Alvin
Alvin

Reputation: 8499

function overload

Can I have two same function name with same parameters but different meaning.

For example:

public void test(string name) 

public void test(string age) 

Thank you.

Upvotes: 5

Views: 245

Answers (7)

0x6900
0x6900

Reputation: 155

NO.

An OVERLOADED FUNCTION must have different SIGNATURE. i.e.- arguments should be different, either in terms of number of arguments or order of different datatypes arguments.

Upvotes: 0

user1640277
user1640277

Reputation:

No - the compiler throws an error because compiler use parameters to detemine which method to call, not the return type.

Upvotes: 0

J. Steen
J. Steen

Reputation: 15578

No, you can't. The signature is not different - it doesn't matter what the parameter names are.

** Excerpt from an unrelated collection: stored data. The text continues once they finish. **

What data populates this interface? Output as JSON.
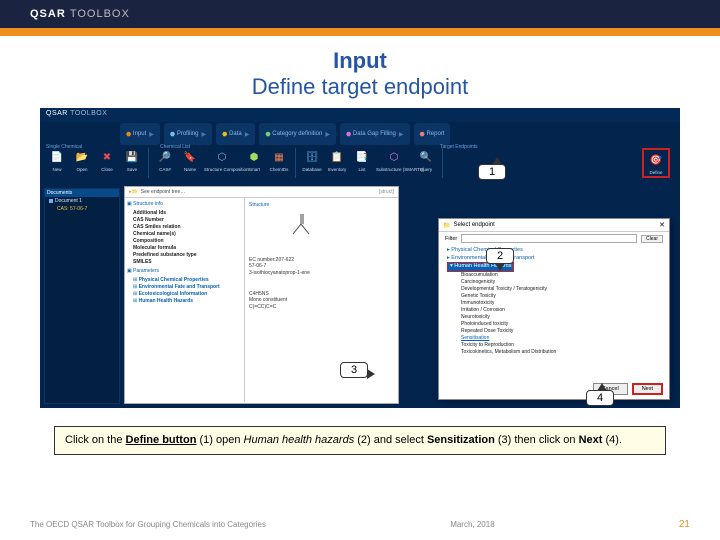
{
  "brand": {
    "prefix": "QSAR",
    "suffix": "TOOLBOX"
  },
  "title": {
    "main": "Input",
    "sub": "Define target endpoint"
  },
  "workflow": [
    "Input",
    "Profiling",
    "Data",
    "Category definition",
    "Data Gap Filling",
    "Report"
  ],
  "seg_labels": {
    "a": "Single Chemical",
    "b": "Chemical List",
    "c": "Target Endpoints"
  },
  "tools": {
    "new": "New",
    "open": "Open",
    "close": "Close",
    "save": "Save",
    "cas": "CAS#",
    "name": "Name",
    "comp": "Structure Composition",
    "smart": "Smart",
    "chemids": "ChemIDs",
    "db": "Database",
    "inv": "Inventory",
    "list": "List",
    "subs": "Substructure (SMARTS)",
    "query": "Query",
    "define": "Define"
  },
  "tree": {
    "tab": "Documents",
    "doc1": "Document 1",
    "cas1": "CAS: 57-06-7"
  },
  "crumb": "See endpoint tree…",
  "crumb2": "[struct]",
  "doc_tree": {
    "structure_info": "Structure info",
    "items1": [
      "Additional Ids",
      "CAS Number",
      "CAS Smiles relation",
      "Chemical name(s)",
      "Composition",
      "Molecular formula",
      "Predefined substance type",
      "SMILES"
    ],
    "parameters": "Parameters",
    "items2": [
      "Physical Chemical Properties",
      "Environmental Fate and Transport",
      "Ecotoxicological Information",
      "Human Health Hazards"
    ]
  },
  "right_vals": {
    "structure_hdr": "Structure",
    "ec": "EC number:207-622",
    "cas": "57-06-7",
    "name": "3-isothiocyanatoprop-1-ene",
    "formula": "C4H5NS",
    "type": "Mono constituent",
    "smiles": "C(=CC)C=C"
  },
  "dialog": {
    "title": "Select endpoint",
    "filter_label": "Filter",
    "filter_placeholder": "",
    "clear": "Clear",
    "roots": {
      "pcp": "Physical Chemical Properties",
      "eft": "Environmental Fate and Transport",
      "hhh": "Human Health Hazards"
    },
    "hhh_children": [
      "Bioaccumulation",
      "Carcinogenicity",
      "Developmental Toxicity / Teratogenicity",
      "Genetic Toxicity",
      "Immunotoxicity",
      "Irritation / Corrosion",
      "Neurotoxicity",
      "Photoinduced toxicity",
      "Repeated Dose Toxicity",
      "Sensitisation",
      "Toxicity to Reproduction",
      "Toxicokinetics, Metabolism and Distribution"
    ],
    "sel_index": 9,
    "next": "Next",
    "cancel": "Cancel"
  },
  "callouts": {
    "c1": "1",
    "c2": "2",
    "c3": "3",
    "c4": "4"
  },
  "instruction": {
    "prefix": "Click on the ",
    "b1": "Define button",
    "mid1": " (1) open ",
    "i1": "Human health hazards",
    "mid2": " (2) and select ",
    "b2": "Sensitization",
    "mid3": " (3) then click on ",
    "b3": "Next",
    "end": " (4)."
  },
  "footer": {
    "left": "The OECD QSAR Toolbox for Grouping Chemicals into Categories",
    "center": "March, 2018",
    "page": "21"
  }
}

Methods are declared in a class or struct by specifying the access level such as public or private, optional modifiers such as abstract or sealed, the return value, the name of the method, and any method parameters. These parts together are the signature of the method.

http://msdn.microsoft.com/en-us/library/ms173114.aspx

Like a few other answers have stated, consider the type of data you're taking in. Name is indeed a typical string, but does age have to be? If you allow it to be a - for example - int then you can overload your method as you wish.

Upvotes: 4

Alessandro
Alessandro

Reputation: 3761

You could mix together these methods using optional parameters and default values:

public void test(string name = null, string age = null)
{
  if (name != null) 
  {
     // Do something
  }
  else if (age != null)
  {
     // Do something else
  }
}

And you could call this method like that:

test(name: "John");
test(age: "30");

Not very clean, but still useable.

Upvotes: 1

dsgriffin
dsgriffin

Reputation: 68566

You can have static and non-static methods with the same name, but different parameters following the same rules as method overloading, they just can't have exactly the same signature.

Upvotes: 2

Sergey Kalinichenko
Sergey Kalinichenko

Reputation: 726479

No, you cannot overload on a return type or a parameter name. Unlike some other languages (most notably, Objective C1) parameter name is not part of the signature of your function.

The signature of a method consists of the name of the method and the type and kind (value, reference, or output) of each of its formal parameters, considered in the order left to right. The signature of a method specifically does not include the return type, nor does it include the params modifier that may be specified for the right-most parameter.


1 even there it's not exactly the parameter name that becomes part of the selector.

Upvotes: 3

Peter Porfy
Peter Porfy

Reputation: 9030

No. Signatures and Overloading

If you need a method with different meaning why won't you create a method with a different name? It would be confusing to use the same method name for different things on the same object.